La noche del viernes 7 de mayo de 1824 la Opera de Viena lucía como nunca lo había hecho, y como nunca más en la historia volvería a lucir. Se había dado cita ahí lo más rancio de la aristocracia del imperio, así como embajadores y personajes del mundo político y cultural de toda Europa.
Unos minutos antes de levantarse el telón van Beethoven entró en pánico y prefirió no salir al proscenio. Fueron necesarias las más increíbles súplicas —por supuesto, no verbalizadas— para que finalmente se decidiera. Tembloroso como nunca se había sentido en su dilatada vida sobre los escenarios, debió apelar a un largo trago de coñac para darse el valor suficiente.
Sorprendiendo a un público que colmaba en su totalidad la sala, van Beethoven salió de espaldas y en ningún momento quiso mira hacia atrás. El silencio previo al inicio del Allegro inicial podía hacer pensar en la soledad absoluta del desierto. La parodia salió muy bien. No era él quien efectivamente dirigía la orquesta —solo gesticulaba— sino su discípulo Hermann Ziegel, semi oculto al público pero visible a los músicos. Esto nadie lo supo hasta varios días después del estreno.
La obra sorprendió a todos. Era primera vez que se escuchaba una fuerza expresiva tal, con tanta magnificencia, con un volumen sonoro tan monumental que no podía creerse. Si los tres primeros movimientos impresionaron, el cuarto, con cuarteto de voces solistas y gran coro mixto, dejó definitivamente atónitos a todos. La alegría que transmitía la musicalización del poema de Schiller era euforia, era embriaguez, era la gloria triunfal.

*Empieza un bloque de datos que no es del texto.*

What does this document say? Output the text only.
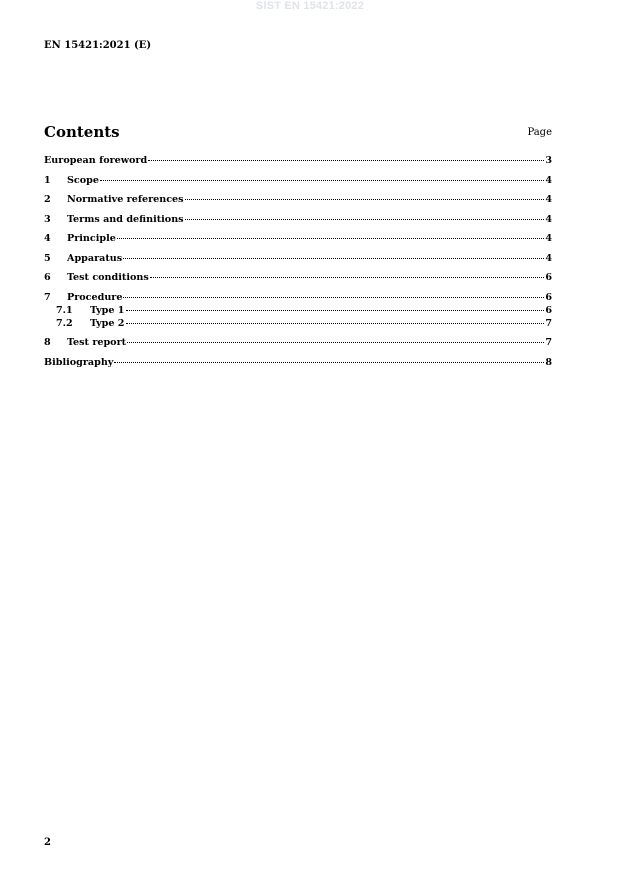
SIST EN 15421:2022
EN 15421:2021 (E)
Contents	Page
European foreword	3
1	Scope	4
2	Normative references	4
3	Terms and definitions	4
4	Principle	4
5	Apparatus	4
6	Test conditions	6
7	Procedure	6
7.1	Type 1	6
7.2	Type 2	7
8	Test report	7
Bibliography	8
2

Alguna dama de la alta sociedad estuvo tentada de bailar esa melodía tan entradora, tan pegadiza, aunque, por supuesto, se abstuvo de hacerlo —las buenas costumbres lo desaconsejaban.
Terminada la Novena Sinfonía los aplausos se prolongaron por espacio de diecisiete minutos. Van Beethoven no quiso darse vuelta y mirar al público sino hasta que la súplica con lágrimas en los ojos de la primera viola —Anna Lautenbacher— lo logró. Van Beethoven estaba bañado por la transpiración, producto de casi una hora de dirección efusiva y por un llanto incontrolable que se prolongó hasta la sala de recepción.
Alguien le escribió en un papel: «Maestro, ¿cómo pudo escribir algo así?»
—No fui yo quien lo hizo, fue Dios— se limitó a decir.